Благодаря джазу вдруг понимаешь, что особенности персонажа Эдварда Нортона — это не недуг, а талант. Когда во время выступления бэнда в Гарлемском клубе Лайонел начинает непроизвольно подражать инструментам, его речевые импровизации вдруг поднимаются до уровня настоящего искусства. Кроме того, он, лишенный когда-то настоящего дома и родительского тепла, вновь находит понимание и принятие — тех, кого дома могут лишить в любой момент. Такие эпизоды, как сцена в клубе — из тех, что можно запомнить на всю жизнь. Лора приглашает Лайонела на медленный танец, и это вызывает у него чрезвычайное волнение — с его-то проблемами. Но, по-матерински нежно, как в далеком детстве героя, поглаживая его по спине, Лора успокаивает Лайонела. Так «сиротка Бруклин», как называл его Фрэнк Минна, понимает, что не все для него еще потеряно. И речь даже не о банальной любви, а о человеческом тепле, в котором нуждается каждый.

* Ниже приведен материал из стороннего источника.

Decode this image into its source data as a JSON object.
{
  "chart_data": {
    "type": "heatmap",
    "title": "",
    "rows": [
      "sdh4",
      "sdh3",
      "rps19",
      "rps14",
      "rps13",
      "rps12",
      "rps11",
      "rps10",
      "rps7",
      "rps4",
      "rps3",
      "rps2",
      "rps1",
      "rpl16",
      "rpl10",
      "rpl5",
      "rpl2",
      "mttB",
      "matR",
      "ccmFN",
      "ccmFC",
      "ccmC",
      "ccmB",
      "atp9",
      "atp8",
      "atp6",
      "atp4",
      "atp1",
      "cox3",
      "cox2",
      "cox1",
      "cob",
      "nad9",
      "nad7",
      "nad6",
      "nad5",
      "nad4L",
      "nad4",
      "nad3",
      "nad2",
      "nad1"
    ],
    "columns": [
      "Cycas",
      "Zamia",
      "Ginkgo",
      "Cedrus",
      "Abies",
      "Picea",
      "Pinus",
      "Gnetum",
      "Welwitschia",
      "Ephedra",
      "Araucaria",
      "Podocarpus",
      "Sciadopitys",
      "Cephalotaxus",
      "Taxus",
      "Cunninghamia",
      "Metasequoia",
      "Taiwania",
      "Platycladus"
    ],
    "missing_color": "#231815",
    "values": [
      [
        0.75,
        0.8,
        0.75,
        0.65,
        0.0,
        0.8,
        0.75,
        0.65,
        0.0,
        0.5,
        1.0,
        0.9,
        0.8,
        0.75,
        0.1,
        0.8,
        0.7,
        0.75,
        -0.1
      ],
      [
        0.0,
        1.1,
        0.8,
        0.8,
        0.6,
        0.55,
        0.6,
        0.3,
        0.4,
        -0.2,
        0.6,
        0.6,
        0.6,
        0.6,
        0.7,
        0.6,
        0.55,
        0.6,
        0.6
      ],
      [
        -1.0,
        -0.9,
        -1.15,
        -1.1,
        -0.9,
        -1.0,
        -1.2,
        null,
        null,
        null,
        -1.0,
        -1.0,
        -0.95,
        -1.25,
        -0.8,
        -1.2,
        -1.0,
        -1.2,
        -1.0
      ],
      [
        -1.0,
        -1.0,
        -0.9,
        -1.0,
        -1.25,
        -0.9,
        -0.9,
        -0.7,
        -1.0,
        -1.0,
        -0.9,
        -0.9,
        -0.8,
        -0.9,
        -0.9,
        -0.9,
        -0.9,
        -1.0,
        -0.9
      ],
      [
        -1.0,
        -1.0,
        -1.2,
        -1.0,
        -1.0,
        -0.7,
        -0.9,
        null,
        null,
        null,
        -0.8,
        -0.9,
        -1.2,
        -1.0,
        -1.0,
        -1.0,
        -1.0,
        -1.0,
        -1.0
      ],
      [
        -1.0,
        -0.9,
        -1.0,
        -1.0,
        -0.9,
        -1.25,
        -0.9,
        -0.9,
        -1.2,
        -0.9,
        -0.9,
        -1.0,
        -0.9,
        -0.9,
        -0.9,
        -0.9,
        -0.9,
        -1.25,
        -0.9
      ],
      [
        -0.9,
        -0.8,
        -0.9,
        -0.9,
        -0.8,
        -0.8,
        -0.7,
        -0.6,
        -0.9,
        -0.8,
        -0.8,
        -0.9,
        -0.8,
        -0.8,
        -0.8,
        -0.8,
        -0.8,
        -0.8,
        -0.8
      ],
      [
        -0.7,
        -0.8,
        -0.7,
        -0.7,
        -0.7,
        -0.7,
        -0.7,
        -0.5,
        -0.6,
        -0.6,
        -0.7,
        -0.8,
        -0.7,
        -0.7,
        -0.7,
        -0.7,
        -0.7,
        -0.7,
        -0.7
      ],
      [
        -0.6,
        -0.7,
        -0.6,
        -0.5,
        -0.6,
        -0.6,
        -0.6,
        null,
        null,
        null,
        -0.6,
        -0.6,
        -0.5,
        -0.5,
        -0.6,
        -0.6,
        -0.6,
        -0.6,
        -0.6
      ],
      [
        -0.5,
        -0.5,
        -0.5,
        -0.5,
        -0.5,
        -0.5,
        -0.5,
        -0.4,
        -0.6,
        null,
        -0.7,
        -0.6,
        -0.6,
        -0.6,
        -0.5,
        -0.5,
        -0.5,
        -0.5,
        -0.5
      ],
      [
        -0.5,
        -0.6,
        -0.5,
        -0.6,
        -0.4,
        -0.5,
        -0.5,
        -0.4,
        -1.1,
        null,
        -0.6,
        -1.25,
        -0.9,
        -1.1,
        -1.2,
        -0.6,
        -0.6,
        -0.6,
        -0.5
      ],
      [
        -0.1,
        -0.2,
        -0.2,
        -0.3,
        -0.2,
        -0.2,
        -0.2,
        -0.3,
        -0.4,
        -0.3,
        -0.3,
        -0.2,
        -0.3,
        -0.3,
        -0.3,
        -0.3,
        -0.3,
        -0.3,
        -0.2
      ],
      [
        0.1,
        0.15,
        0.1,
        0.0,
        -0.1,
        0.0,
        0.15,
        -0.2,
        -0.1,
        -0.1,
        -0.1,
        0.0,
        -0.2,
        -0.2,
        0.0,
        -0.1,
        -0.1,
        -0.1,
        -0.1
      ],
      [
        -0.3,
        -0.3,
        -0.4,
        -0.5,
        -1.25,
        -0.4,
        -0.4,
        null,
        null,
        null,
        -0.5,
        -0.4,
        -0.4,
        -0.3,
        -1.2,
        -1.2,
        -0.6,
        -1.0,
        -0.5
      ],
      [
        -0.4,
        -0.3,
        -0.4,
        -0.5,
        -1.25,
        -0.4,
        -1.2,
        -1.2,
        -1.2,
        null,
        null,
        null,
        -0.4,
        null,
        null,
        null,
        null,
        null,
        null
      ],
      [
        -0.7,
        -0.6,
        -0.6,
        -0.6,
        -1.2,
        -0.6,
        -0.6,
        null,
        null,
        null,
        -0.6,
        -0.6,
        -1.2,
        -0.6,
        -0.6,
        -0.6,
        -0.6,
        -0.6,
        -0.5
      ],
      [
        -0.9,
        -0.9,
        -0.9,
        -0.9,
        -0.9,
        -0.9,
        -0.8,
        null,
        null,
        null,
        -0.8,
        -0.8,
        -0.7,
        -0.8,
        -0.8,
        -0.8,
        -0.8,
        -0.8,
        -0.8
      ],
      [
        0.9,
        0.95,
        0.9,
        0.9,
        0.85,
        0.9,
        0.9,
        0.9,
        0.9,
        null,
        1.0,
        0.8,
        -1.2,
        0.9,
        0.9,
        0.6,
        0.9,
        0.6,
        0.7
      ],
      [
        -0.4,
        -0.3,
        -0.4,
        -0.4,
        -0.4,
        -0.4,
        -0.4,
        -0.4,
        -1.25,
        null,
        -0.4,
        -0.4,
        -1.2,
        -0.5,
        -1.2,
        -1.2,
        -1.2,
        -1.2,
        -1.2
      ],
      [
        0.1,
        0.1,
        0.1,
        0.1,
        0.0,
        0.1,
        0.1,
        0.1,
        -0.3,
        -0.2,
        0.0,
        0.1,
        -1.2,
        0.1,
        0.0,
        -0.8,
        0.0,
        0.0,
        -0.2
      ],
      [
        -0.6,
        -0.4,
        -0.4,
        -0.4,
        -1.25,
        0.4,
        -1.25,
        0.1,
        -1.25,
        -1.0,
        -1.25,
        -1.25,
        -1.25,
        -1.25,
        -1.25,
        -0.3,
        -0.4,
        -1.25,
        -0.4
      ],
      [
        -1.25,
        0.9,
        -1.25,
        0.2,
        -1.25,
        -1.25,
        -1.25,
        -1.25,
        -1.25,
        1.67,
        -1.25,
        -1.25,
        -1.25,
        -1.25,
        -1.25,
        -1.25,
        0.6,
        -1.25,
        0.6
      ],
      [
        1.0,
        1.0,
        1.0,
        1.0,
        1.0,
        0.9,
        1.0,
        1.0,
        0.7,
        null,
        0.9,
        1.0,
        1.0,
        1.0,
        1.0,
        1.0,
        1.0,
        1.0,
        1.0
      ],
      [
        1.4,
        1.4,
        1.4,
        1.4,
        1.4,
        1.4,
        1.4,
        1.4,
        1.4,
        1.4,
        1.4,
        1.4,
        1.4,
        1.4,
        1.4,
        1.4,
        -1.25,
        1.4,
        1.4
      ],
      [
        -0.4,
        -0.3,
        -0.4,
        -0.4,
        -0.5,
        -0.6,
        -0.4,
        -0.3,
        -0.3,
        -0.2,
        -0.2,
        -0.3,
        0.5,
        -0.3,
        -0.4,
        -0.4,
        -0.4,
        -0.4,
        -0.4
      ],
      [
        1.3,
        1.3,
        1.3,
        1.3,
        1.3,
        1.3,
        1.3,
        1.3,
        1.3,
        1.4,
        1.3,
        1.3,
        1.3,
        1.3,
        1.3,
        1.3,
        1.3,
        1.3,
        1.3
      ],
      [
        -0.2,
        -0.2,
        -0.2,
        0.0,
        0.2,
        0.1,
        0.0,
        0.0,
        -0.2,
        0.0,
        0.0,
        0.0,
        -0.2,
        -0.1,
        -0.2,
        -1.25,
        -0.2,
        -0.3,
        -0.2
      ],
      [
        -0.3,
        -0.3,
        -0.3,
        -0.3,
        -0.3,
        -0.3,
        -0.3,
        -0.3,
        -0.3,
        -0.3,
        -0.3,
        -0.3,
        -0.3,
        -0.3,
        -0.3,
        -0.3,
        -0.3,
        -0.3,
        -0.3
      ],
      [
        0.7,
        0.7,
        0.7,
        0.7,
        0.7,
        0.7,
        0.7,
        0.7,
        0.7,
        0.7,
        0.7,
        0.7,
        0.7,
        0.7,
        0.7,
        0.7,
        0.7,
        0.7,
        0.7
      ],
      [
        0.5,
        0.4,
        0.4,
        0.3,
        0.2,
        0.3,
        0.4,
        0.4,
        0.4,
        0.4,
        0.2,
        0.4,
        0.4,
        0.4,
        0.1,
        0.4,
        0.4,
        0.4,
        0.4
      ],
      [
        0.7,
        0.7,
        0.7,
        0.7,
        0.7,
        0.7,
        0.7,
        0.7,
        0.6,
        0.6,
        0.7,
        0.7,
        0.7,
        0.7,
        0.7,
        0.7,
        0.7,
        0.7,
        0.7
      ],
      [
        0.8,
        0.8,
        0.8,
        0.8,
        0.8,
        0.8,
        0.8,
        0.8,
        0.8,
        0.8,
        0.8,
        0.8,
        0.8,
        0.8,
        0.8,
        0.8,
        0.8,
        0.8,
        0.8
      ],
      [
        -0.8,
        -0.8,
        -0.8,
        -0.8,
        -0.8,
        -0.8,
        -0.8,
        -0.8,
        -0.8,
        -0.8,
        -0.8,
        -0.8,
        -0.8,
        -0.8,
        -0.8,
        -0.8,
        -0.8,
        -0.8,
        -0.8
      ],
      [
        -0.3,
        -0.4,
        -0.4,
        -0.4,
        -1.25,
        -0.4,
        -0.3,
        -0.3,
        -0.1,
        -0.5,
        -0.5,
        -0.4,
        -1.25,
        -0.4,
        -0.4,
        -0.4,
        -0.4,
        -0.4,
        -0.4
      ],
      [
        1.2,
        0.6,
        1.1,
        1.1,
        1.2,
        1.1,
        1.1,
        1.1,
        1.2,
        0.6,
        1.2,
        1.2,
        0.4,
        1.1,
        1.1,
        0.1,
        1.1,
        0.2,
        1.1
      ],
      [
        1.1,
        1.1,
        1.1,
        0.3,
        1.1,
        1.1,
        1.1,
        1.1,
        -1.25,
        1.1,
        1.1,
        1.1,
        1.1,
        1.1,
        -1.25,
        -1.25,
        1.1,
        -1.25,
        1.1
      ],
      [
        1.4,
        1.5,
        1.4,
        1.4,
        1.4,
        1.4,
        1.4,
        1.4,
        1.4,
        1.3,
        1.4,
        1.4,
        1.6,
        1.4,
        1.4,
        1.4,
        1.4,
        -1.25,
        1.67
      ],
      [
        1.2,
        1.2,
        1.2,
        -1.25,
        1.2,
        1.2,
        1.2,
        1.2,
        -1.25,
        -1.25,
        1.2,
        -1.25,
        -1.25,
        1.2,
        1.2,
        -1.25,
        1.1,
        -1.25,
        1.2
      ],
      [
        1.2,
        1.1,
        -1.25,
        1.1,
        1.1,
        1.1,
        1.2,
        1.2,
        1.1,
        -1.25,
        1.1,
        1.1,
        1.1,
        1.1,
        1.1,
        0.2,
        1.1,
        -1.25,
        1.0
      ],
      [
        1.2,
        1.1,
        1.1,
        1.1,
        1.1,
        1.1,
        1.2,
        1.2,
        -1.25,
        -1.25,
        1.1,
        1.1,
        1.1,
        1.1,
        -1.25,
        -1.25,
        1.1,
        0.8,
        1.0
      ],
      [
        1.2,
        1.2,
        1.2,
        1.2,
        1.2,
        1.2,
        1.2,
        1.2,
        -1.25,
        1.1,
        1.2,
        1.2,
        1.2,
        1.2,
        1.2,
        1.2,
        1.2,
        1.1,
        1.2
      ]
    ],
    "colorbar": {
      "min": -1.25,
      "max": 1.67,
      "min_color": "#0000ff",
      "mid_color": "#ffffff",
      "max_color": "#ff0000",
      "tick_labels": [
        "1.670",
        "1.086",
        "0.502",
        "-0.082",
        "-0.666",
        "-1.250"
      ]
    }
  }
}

Конечно, точно такими же сиротами, только в социальном смысле, являются все незащищенные слои населения — в фильме речь в первую очередь об афроамериканцах Нью-Йорка (особенно бесправны афроамериканские женщины). В последние годы ситуация в США в этом смысле откатывается далеко в прошлое, так что Нортон не прогадал, еще давно вознамерившись перенести действие романа в 1950-е — так в итоге получилось даже нагляднее. Отчасти герой Алека Болдуина, девелопер Мозес Рэндольф, намекает на Трампа — тем более что Болдуин изображает последнего в скетчах SNL. Но был у этого персонажа и другой реальный прототип — градостроитель середины прошлого века Роберт Мозес. С одной стороны, во многом благодаря ему Нью-Йорк обрел свой современный облик. С другой, силами создавшего целое теневое правительство Мозеса около полумиллиона представителей беднейшего населения города было выселено из своего жилья. Так что Нортон не только рассуждает о безграничной власти и коррупции, но и задается вопросом о том, какую цену город платит за свое преображение, реальное или кем-то выдуманное. Эта проблема, разумеется, актуальна и для России, вспомнить хоть последний пример с драматически закрывавшимся кинотеатром «Соловей»: мнение тысяч его преданных зрителей не было учтено. Остается одно утешение: еще не все места, в которых живет истинная душа города, разрушены. И именно таким местам — пропитанным солнечным светом старым улицам или погруженным в полумрак клубам — и посвящает свою пронзительную элегию Эдвард Нортон.